The latest iteration of IBM’s z/OS workload pricing aims at to lower the cost of running cloud workloads. In a recent announcement, z Systems Workload Pricing for Cloud (zWPC) for z/OS seeks to minimize the impact of new public cloud workload transaction growth on Sub-Capacity license charges. IBM did the same thing with mobile workloads when they started driving up the four-hour workload averages on the z. As more z workloads interact with public clouds this should start to add up, if it hasn’t already.
As IBM puts it: zWPC applies to any organization that has implemented Sub-Capacity pricing via the basic AWLC or AEWLC pricing mechanisms for the usual MLC software suspects. These include z/OS, CICS, DB2, IMS, MQ and WebSphere Application Server (WAS). An eligible transaction is one classified as Public Cloud-originated, connecting to a z/OS hosted transactional service and/or data source via a REST or SOAP web service. Public cloud workloads are defined as transactions processed by named Public cloud application transactions identified as originating from a recognized Public Cloud offering, including but not limited to, Amazon Web Services (AWS), Microsoft Azure, IBM Bluemix and more.
IBM appears to have simplified how you identify eligible workloads. As the company notes: zWPC does not require you to isolate the public cloud work in separate partitions, but rather offers an enhanced way of reporting. The z/OS Workload Manager (WLM) allows clients to use WLM classification rules to distinguish cloud workloads, effectively easing the data collection requirements for public cloud workload transactions.
So how much will you save? It reportedly reduces eligible hourly values by 60 percent. The discount produces an adjusted Sub-Capacity value for each reporting hour. What that translates into on your monthly IBM software invoice once all the calculations and fine print are considered amounts to a guess at this point. But at least you’ll save something. The first billing eligible under this program starts Dec. 1, 2016.

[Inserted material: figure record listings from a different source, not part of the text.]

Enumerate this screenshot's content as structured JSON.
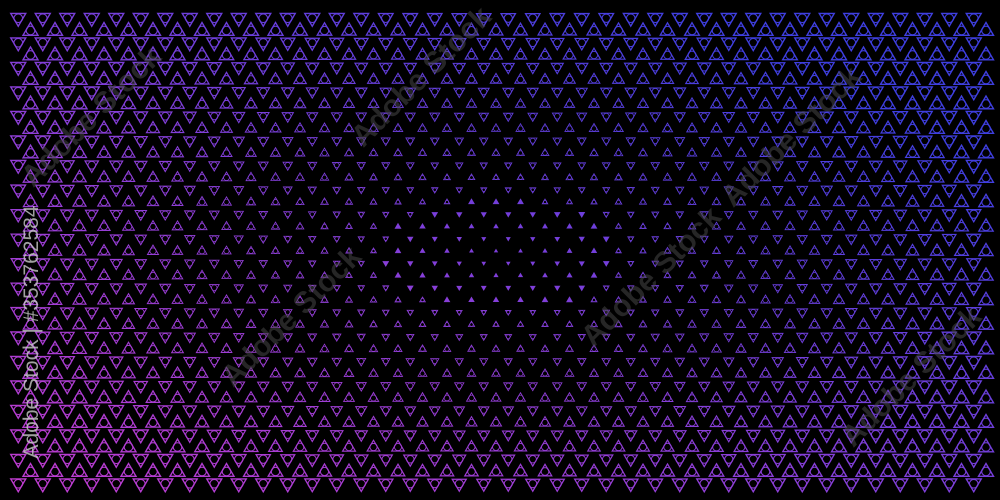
{
  "pattern": {
    "symbol": "triquetra-in-triangle",
    "colors": {
      "background": "#000000",
      "pink": "#c23ccf",
      "violet": "#8a3fd8",
      "blue": "#3f3fe0"
    }
  },
  "watermark": {
    "brand": "Adobe Stock",
    "side_label": "Adobe Stock | #353762584"
  }
}
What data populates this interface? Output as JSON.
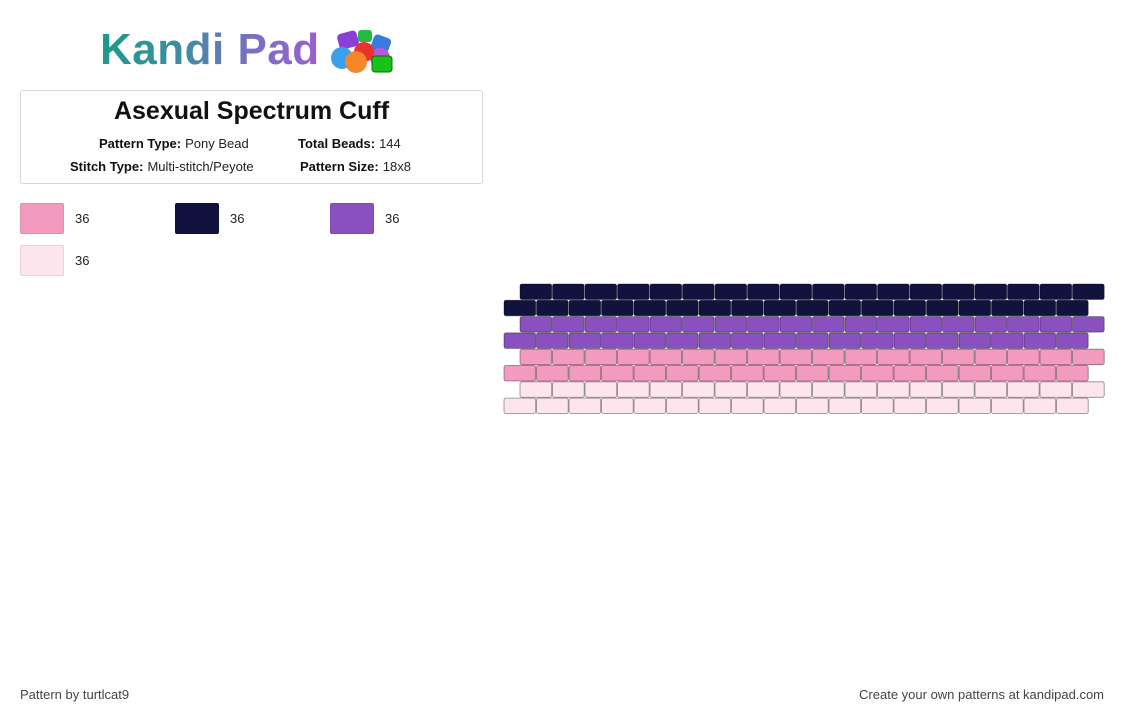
{
  "logo": {
    "text": "Kandi Pad",
    "icon": "bead-pile-icon"
  },
  "info": {
    "title": "Asexual Spectrum Cuff",
    "pattern_type_label": "Pattern Type:",
    "pattern_type_value": "Pony Bead",
    "total_beads_label": "Total Beads:",
    "total_beads_value": "144",
    "stitch_type_label": "Stitch Type:",
    "stitch_type_value": "Multi-stitch/Peyote",
    "pattern_size_label": "Pattern Size:",
    "pattern_size_value": "18x8"
  },
  "legend": [
    {
      "color": "#f29bbf",
      "count": "36"
    },
    {
      "color": "#12123f",
      "count": "36"
    },
    {
      "color": "#8a50c0",
      "count": "36"
    },
    {
      "color": "#fde5ee",
      "count": "36"
    }
  ],
  "pattern": {
    "columns": 18,
    "rows": 8,
    "row_colors": [
      "#12123f",
      "#12123f",
      "#8a50c0",
      "#8a50c0",
      "#f29bbf",
      "#f29bbf",
      "#fde5ee",
      "#fde5ee"
    ]
  },
  "footer": {
    "credit": "Pattern by turtlcat9",
    "cta": "Create your own patterns at kandipad.com"
  }
}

I expect IBM to eventually follow with discounted z/OS workload pricing for IoT and blockchain transactions and maybe even cognitive activity. Right now the volume of IoT and blockchain activity is probably too low to impact anybody’s monthly license charges. Expect those technologies ramp up in coming years with many industry pundits projecting huge numbers—think billions and trillions—that will eventually impact the mainframe data center and associated software licensing charges.
Overall, Workload License Charges (WLC) constitute a monthly software license pricing metric applicable to IBM System z servers running z/OS or z/TPF in z/Architecture (64-bit) mode. The driving principle of WLS amounts to pay-for-what-you-use, a laudable concept. In effect it lowers the cost of incremental growth while further reducing software costs by proactively managing associated peak workload utilization.
Generally, I applaud anything IBM does to lower the cost of mainframe computing. Playing with workload software pricing in this fashion, however, seems unnecessary. I am convinced there must be simpler ways to lower software costs without the rigmarole of metering and workload distribution tricks. In fact, a small mini-industry has cropped up among companies offering tools to reduce costs, primarily through various ways to redistribute workloads to avoid peaks.
A modification to WLC, the variable WLC (VWLC) called AWLC (Advanced) and the EWLC (Entry), aligns with most of the z machines introduced over the past couple of years. The result, according to IBM, forms a granular cost structure based on MSU (CPU) capacity that applies to VWLC and associated pricing mechanisms.
From there you can further tweak the cost by deploying Sub-Capacity and Soft Capping techniques. Defined Capacity (DC), according to IBM, allows the sizing of an LPAR in MSU such that the LPAR will not exceed the designated MSU amount. Group Capacity Limit (GCL) extends the Defined Capacity principle for a single LPAR to a group of LPARs, allowing MSU resources to be shared accordingly. BTW, a potential downside of GCL is that is one LPAR in the group can consume all available MSUs due to a rogue transaction. Again, an entire mini industry, or maybe no so mini, has emerged to help handle workload and capacity pricing on the z.
At some point in most conference pricing sessions, the eyes of many attendees glaze over. By Q&A time, the few remaining folks pop up, holding a copy of a recent invoice and ask what the heck this or that means, and what the f$#%@#$ they can do about it.
I have to admit that I did not attend the most recent SHARE conference, where pricing workshops can get quite energetic, so cannot attest to the latest fallout. Still, the general trend with mobile and now with cloud pricing discounts should be lower costs.